Secondly, if the careful placement of objects (so that they never touch) could be said to represent

“order” as modernity’s disciplining force and expression, a woman’s arrangement of mementos in

domestic glass display cases can be viewed as an appropriation of male modernist techniques applied

in the built environment.6

Nani placed glass objects (two lanterns, two crystal vases and rows of crystal wine glasses) in

the corners of all three shelves, against the mirrors, as if to capitalize on their reflective properties.

Symmetry is reproduced on each level so that taller objects occupy the middle of the shelves, flanked

by much shorter objects on either side. The artful arrangement thus betrays a knowledge of how to

discipline space within the specific and commodified terms of a glass display case. A woman’s

organization of objects in a glass case hence demonstrates an awareness of the techniques used to

beguile her in the marketplace and used to morph the built environment without her input, as well

as her ability to apply those techniques towards her own ends.

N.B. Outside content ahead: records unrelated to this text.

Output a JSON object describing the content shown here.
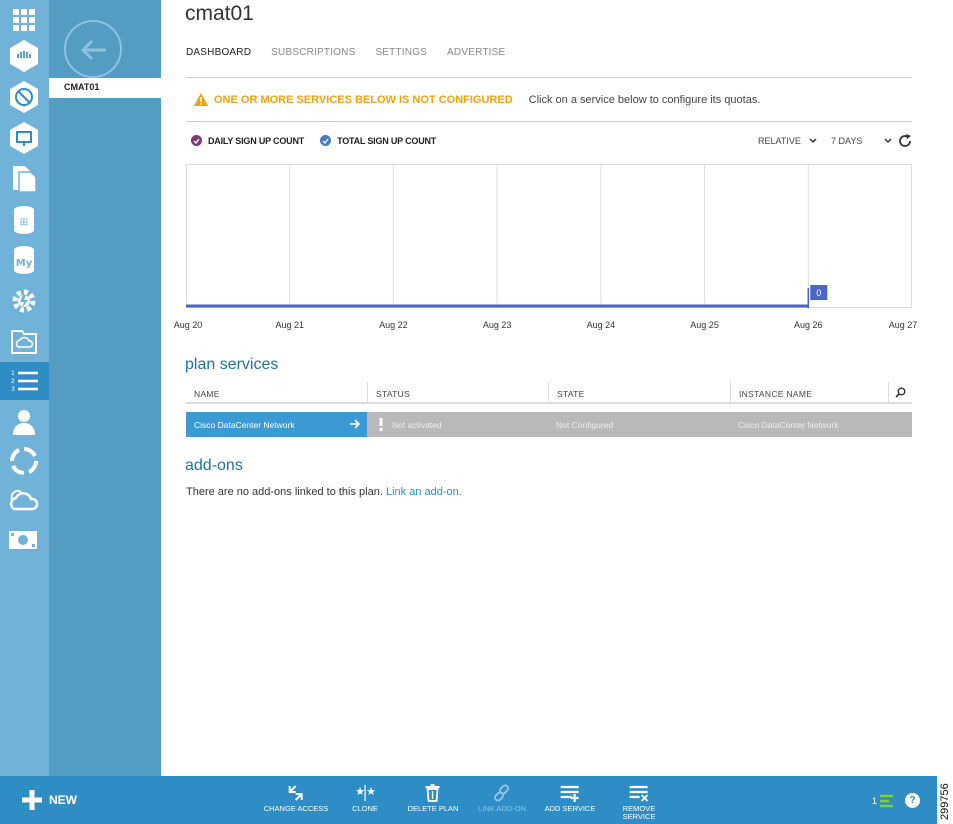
{
  "page": {
    "title": "cmat01"
  },
  "nav": {
    "back_label": "",
    "item": "CMAT01"
  },
  "tabs": [
    {
      "label": "DASHBOARD",
      "active": true
    },
    {
      "label": "SUBSCRIPTIONS",
      "active": false
    },
    {
      "label": "SETTINGS",
      "active": false
    },
    {
      "label": "ADVERTISE",
      "active": false
    }
  ],
  "warning": {
    "title": "ONE OR MORE SERVICES BELOW IS NOT CONFIGURED",
    "hint": "Click on a service below to configure its quotas."
  },
  "legend": {
    "daily": "DAILY SIGN UP COUNT",
    "total": "TOTAL SIGN UP COUNT",
    "daily_color": "#7b3a7a",
    "total_color": "#4a79c9"
  },
  "chart_controls": {
    "mode": "RELATIVE",
    "range": "7 DAYS"
  },
  "chart_data": {
    "type": "line",
    "x": [
      "Aug 20",
      "Aug 21",
      "Aug 22",
      "Aug 23",
      "Aug 24",
      "Aug 25",
      "Aug 26",
      "Aug 27"
    ],
    "series": [
      {
        "name": "TOTAL SIGN UP COUNT",
        "values": [
          0,
          0,
          0,
          0,
          0,
          0,
          0
        ]
      }
    ],
    "annotations": [
      {
        "x": "Aug 26",
        "label": "0"
      }
    ],
    "grid": true,
    "color": "#4a64c8"
  },
  "plan_services": {
    "title": "plan services",
    "columns": [
      "NAME",
      "STATUS",
      "STATE",
      "INSTANCE NAME"
    ],
    "rows": [
      {
        "name": "Cisco DataCenter Network",
        "status": "Not activated",
        "state": "Not Configured",
        "instance": "Cisco DataCenter Network"
      }
    ]
  },
  "addons": {
    "title": "add-ons",
    "text": "There are no add-ons linked to this plan.",
    "link": "Link an add-on."
  },
  "commands": {
    "new": "NEW",
    "change_access": "CHANGE ACCESS",
    "clone": "CLONE",
    "delete_plan": "DELETE PLAN",
    "link_addon": "LINK ADD-ON",
    "add_service": "ADD SERVICE",
    "remove_service_1": "REMOVE",
    "remove_service_2": "SERVICE",
    "help": "?",
    "counter": "1"
  },
  "figure_id": "299756",
  "colors": {
    "rail": "#70b2d8",
    "nav": "#539cc2",
    "bar": "#2f8dc6",
    "accent": "#1a73a8",
    "warning": "#f0a30a"
  }
}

She demonstrates her own potential

to structure production, creating a zone of commercial exclusivity within the domestic sphere that at

least symbolically retrieves what she loses as a consumer.

6 Timothy Mitchell has written about the disciplining aspects of widened roads and equidistant buildings during the mid-19th century, when the ‘disorder’ of Cairo suddenly became apparent and the need for organization became “a political matter” (Mitchell 1988, 68).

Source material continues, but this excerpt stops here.